S orry to be a pain but it gets so bad I have to force myself to even eat sdomedays

3 Replies 3

white knight
Community Champion
Community Champion

Hi Bethie

I joined the RAAF at 17 years and 4 days old in 1973. The best thing I ever did. I got a commendation for my efforts in the cyclone Tracy tragedy that went on my resume and it helped me get work once I left.

A culture of alcohol in the forces is your only concern. Regularly educate your son about the traps of excess.

He should have a back up plan if he isnt accepted, an alternative career choice like police, firefighter etc.

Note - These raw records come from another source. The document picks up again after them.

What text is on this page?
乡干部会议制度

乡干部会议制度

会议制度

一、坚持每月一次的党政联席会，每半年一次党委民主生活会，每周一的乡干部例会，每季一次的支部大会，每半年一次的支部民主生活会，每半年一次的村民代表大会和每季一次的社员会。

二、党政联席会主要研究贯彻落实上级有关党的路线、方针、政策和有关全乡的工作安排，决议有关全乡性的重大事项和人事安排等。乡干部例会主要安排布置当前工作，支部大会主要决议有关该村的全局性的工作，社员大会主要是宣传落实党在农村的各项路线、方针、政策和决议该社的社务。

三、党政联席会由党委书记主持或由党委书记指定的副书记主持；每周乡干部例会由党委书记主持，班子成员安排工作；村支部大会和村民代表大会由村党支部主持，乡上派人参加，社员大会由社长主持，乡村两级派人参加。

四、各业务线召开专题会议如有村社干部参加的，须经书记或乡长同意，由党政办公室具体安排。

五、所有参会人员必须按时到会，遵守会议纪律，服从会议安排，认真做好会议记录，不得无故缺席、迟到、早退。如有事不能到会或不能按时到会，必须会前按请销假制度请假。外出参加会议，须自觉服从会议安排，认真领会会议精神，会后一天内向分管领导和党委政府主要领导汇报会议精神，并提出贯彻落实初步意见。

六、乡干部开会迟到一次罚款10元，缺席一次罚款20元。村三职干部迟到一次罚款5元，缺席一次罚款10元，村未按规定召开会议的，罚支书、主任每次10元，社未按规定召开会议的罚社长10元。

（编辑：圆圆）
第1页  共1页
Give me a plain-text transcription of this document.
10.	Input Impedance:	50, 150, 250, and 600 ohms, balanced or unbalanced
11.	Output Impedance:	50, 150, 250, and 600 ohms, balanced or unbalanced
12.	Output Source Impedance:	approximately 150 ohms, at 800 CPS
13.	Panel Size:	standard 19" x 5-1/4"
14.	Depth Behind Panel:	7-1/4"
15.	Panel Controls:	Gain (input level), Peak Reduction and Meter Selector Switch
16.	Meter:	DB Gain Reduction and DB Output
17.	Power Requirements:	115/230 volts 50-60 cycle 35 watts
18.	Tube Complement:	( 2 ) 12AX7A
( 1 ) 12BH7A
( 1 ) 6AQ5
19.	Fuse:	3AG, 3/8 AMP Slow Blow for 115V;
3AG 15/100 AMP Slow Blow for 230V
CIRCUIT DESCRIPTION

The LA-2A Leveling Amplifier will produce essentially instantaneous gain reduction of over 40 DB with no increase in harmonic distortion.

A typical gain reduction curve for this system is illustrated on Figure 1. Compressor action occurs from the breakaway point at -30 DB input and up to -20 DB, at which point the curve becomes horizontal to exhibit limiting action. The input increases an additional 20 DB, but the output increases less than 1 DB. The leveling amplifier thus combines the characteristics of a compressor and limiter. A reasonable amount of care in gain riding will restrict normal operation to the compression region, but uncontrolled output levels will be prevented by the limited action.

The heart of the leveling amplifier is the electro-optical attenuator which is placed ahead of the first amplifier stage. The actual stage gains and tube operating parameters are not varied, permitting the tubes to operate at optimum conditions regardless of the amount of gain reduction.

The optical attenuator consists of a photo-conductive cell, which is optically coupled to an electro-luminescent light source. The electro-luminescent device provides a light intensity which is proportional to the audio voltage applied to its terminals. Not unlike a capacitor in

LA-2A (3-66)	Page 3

As for your anxiety embark on some daily rituals. They are mentioned in the threads below

Use google

Topic: how I eliminated anxiety- beyondblue

Topic: the balance of your life- beyondblue

Topic: worry worry worry- beyondblue

Tony WK

Bethie
Blue Voices Member
Blue Voices Member

Thanks Tony

Its not so much the alcohl in the forces that worries me. My son has been brought up around A.A so he knows better than most the stories. I went to a meeting straight from getting out of hospital with him before even coming home. My brother did over 20 years in the RAAF but luckiy as a child I was kept away from him when he had bouts of PTSD. I know how he medicates and it' not my choice his way.

Sonce posting I've talked to my son C.O in cadets and she's assured me that things are different now than years ago. Education on PTSD is taught at all levels and personal have more support than ever which helped.

My partner is today 1 week on his new medication and responding great. This has finally given me more than 2 hours sleep in a row.

TTanks for being here both on this post and on others I've been on to help

Sophie_M
Moderator
Moderator
Hi Bethie, welcome to the forums and sorry to hear you're struggling at the moment.

You have a number of threads going for support and our members are struggling to keep up, so we're going to close this thread off and ask that you keep to the one thread below:

Partner with PTSD need help

Keeping to one thread per topic makes it easier for members to keep up with your story, and saves you having to repeat information.